Les agences de placement de personnel
Traditionnellement, en droit québécois, le contrat de travail individuel est conclu entre deux parties, soit le salarié et l’employeur. Avec le temps, le marché du travail s’est transformé. Maintenant, il n’est pas rare qu’une entreprise engage un salarié et offre les services de ce dernier à une autre entreprise, laquelle a des besoins en main-d’œuvre. On appelle communément l’entreprise qui engage le salarié une « agence de placement de personnel ». Pour avoir un tel titre, la « location » de main-d’œuvre devrait normalement être son activité principale sinon unique.

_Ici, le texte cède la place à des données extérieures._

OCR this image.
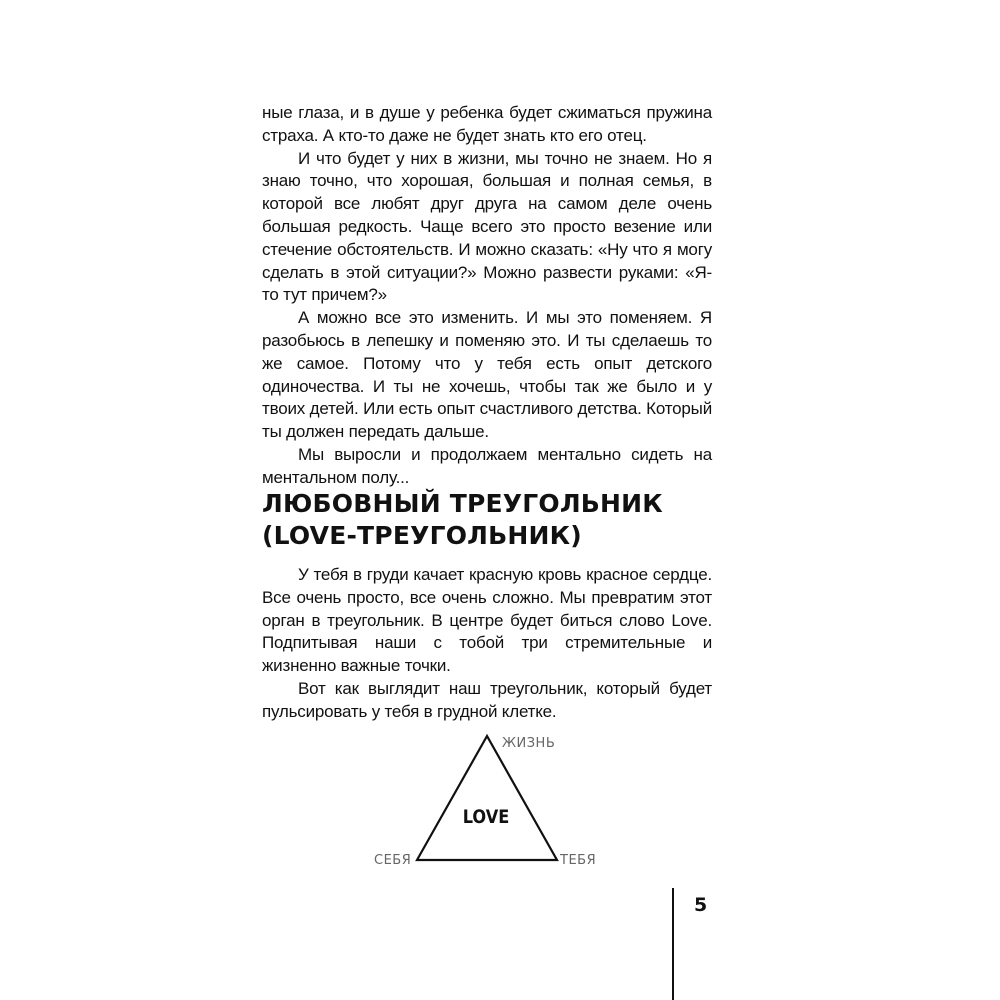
ные глаза, и в душе у ребенка будет сжиматься пружина страха. А кто-то даже не будет знать кто его отец.

И что будет у них в жизни, мы точно не знаем. Но я знаю точно, что хорошая, большая и полная семья, в которой все любят друг друга на самом деле очень большая редкость. Чаще всего это просто везение или стечение обстоятельств. И можно сказать: «Ну что я могу сделать в этой ситуации?» Можно развести руками: «Я-то тут причем?»

А можно все это изменить. И мы это поменяем. Я разобьюсь в лепешку и поменяю это. И ты сделаешь то же самое. Потому что у тебя есть опыт детского одиночества. И ты не хочешь, чтобы так же было и у твоих детей. Или есть опыт счастливого детства. Который ты должен передать дальше.

Мы выросли и продолжаем ментально сидеть на ментальном полу...

ЛЮБОВНЫЙ ТРЕУГОЛЬНИК
(LOVE-ТРЕУГОЛЬНИК)

У тебя в груди качает красную кровь красное сердце. Все очень просто, все очень сложно. Мы превратим этот орган в треугольник. В центре будет биться слово Love. Подпитывая наши с тобой три стремительные и жизненно важные точки.

Вот как выглядит наш треугольник, который будет пульсировать у тебя в грудной клетке.

ЖИЗНЬ
СЕБЯ	ТЕБЯ
LOVE
5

En 2018, la Loi sur les normes du travail (la Loi) a été modifiée afin de mieux encadrer ce type d’entreprises, notamment en prévoyant l’obligation pour celles-ci de détenir un permis. De plus, via un règlement, le législateur est venu définir en quoi consiste une « agence de placement de personnel » ainsi que les conditions d’octroi des permis par la Commission des normes, de l’équité, de la santé et de la sécurité du travail (CNESST). Depuis ce temps, bon nombre d’entreprises nous ont consulté, jonglant avec leur conformité, puisqu’elles se considèrent des « sous-traitants » fournissant des services en plus du personnel et non comme des « agences de placement de personnel ».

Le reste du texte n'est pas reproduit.